The only biography that exists of Isadore Gilbert Mudge is a dissertation written by Columbia student, John N. Waddell, in 1973. In one portion he sums up what were her ideals, “Mudge’s professional concerns were not confined to the Columbia reference department….She was constantly concerned with the problems and tools bibliographical control in the widest possible area….but herself preached the gospel of cooperative bibliographic at home and abroad, by pen and by tongue.”

==Biography==
Isadore Gilbert Mudge was raised in Brooklyn, New York, as the oldest child in her family. Her father was an attorney and her mother was the daughter of a University of Michigan librarian. She attended Brooklyn’s Adelphi Academy and then went to Cornell University for philosophy. She was elected to be a member of Phi Beta Kappa for being an outstanding student in her junior year. She was also a member of Kappa Alpha Theta, the first Greek fraternity for women. During her undergraduate studies she was motivated by Professor and Librarian George Lincoln Burr to pursue her own library degree. Mudge then went to Albany, New York, to attend the New York State Library School, where she received her “Bachelor of Library Science degree with distinction in 1900”, having studied under Dunkin Van Rensselaer Johnston. She never married or had children.

==Librarian==
From her first job as a librarian, Mudge wanted library patrons to be able to access reference books and learn on an independent basis. Mudge’s first job was twofold; she “was the head reference librarian at the University of Illinois: Urbana and an associate professor at the University of Illinois Library School. For three years she maintained both positions. Mudge left the University of Illinois to become the head librarian at Bryn Mawr College. She considered herself an easterner and that may have been why she changed positions. She worked there for five years and spent the following three years working on writing, traveling to Europe, and from 1910 to 1911, Mudge also worked part-time as an instructor at Simmons College.

===Columbia University===
In 1911 Mudge was hired at Columbia University. The President of Columbia, Nicholas Murray Butler, became one of her earliest supporters. Butler found her “incredibly resourceful in meeting his varied reference and bibliographic needs.” She began to push for all libraries to have a reference section that would include at least “the possession of certain basic works, a dictionary, an encyclopedia, an atlas, a biographical dictionary” but hopefully would also include “a book of quotations, handbook of statistics, a state or government manual”.

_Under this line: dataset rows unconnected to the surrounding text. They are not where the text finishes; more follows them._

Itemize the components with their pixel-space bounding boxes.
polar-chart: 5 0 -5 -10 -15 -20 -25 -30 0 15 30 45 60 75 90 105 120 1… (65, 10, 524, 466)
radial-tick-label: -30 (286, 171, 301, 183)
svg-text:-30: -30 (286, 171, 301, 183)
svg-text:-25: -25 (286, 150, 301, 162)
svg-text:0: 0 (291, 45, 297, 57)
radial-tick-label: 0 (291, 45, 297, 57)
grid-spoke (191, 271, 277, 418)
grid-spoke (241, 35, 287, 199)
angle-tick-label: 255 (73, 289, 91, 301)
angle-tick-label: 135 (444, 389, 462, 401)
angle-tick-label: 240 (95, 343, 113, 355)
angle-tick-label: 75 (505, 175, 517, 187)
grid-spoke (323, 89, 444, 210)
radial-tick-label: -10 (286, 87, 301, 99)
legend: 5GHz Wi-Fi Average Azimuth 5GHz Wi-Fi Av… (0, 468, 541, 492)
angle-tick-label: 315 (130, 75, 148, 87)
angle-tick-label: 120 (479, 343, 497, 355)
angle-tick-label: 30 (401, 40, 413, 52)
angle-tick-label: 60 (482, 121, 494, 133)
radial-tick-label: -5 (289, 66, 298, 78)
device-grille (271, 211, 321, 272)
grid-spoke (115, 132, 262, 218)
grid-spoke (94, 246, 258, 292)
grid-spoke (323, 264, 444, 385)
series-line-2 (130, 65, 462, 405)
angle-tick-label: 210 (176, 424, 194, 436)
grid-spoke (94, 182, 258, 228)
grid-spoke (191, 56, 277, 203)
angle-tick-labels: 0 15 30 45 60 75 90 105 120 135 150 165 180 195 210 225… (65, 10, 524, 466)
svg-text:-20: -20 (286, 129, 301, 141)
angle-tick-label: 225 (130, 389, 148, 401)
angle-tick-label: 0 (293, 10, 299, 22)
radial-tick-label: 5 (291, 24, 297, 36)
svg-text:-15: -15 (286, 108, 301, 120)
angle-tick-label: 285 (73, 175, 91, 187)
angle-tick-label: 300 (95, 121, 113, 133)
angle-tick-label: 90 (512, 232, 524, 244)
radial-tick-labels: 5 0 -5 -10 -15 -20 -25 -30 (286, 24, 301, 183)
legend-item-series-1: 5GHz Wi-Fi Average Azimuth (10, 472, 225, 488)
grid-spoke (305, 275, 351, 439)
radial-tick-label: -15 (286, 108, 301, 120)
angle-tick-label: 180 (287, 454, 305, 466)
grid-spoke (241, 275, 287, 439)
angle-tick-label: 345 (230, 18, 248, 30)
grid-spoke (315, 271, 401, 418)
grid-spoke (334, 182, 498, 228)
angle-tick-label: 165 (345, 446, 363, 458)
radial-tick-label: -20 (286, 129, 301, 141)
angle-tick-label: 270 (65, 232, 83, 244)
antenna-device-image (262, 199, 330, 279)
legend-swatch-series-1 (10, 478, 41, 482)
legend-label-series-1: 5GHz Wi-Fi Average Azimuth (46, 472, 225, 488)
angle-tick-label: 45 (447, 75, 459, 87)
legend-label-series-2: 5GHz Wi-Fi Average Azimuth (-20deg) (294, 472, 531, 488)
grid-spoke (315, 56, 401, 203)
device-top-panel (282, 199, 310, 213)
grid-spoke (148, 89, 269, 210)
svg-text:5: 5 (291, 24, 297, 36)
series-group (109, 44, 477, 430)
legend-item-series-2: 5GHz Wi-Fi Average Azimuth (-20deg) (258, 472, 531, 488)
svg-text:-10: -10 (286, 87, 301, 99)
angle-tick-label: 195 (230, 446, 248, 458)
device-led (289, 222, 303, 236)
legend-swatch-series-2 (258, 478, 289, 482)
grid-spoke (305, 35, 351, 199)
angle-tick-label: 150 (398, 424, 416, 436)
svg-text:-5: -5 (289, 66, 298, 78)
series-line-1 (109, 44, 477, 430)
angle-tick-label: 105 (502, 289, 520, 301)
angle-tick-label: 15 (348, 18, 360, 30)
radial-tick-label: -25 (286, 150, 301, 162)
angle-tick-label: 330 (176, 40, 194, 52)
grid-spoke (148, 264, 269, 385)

Around 1927 she began working as an associate professor at Columbia’s new School of Library Services, teaching Bibliography and Bibliographic Methods. It was teaching this class she coined her phrase “material, mind and method”. She believed reference librarians should know the materials they dealt with, be intelligent with a high quality memory and be able to answer questions in a clear way including the source of material they were using. One of her students published an article in a 1937 Library Journal sharing these ideas. “Reviewing Mudge’s career at Columbia, Constance Mabel Winchell, Mudge’s protégée, said: ‘Probably no other one person has contributed so much to the raising the standards of reference collections and reference services in the libraries of this and other countries.’"

==Writing==
Around the time Mudge came to Columbia, the American Library Association asked her to update Guide to Reference Books, which was desperately needing a supplement to go along with the original edition. She edited the guide through four editions over 20 years. This was an important book at that time to show new librarians what resources were available. This is what she is best known for. She also wrote articles for the Library Journal, worked on editing and creating bibliographies, dictionaries and other reference materials. Quite often her writings were assisted by Minnie Earl Sears, a colleague and companion. Some of Mudge's writings are still found at Columbia University.

==Legacy==
Every year since 1958, the Reference and User Services Association, a division of the American Library Association, and EBSCO sponsor the Isadore Gilbert Mudge Award. The recipient is someone who has made a difference in reference librarianship that year. The chosen winner receives $5,000 and a citation.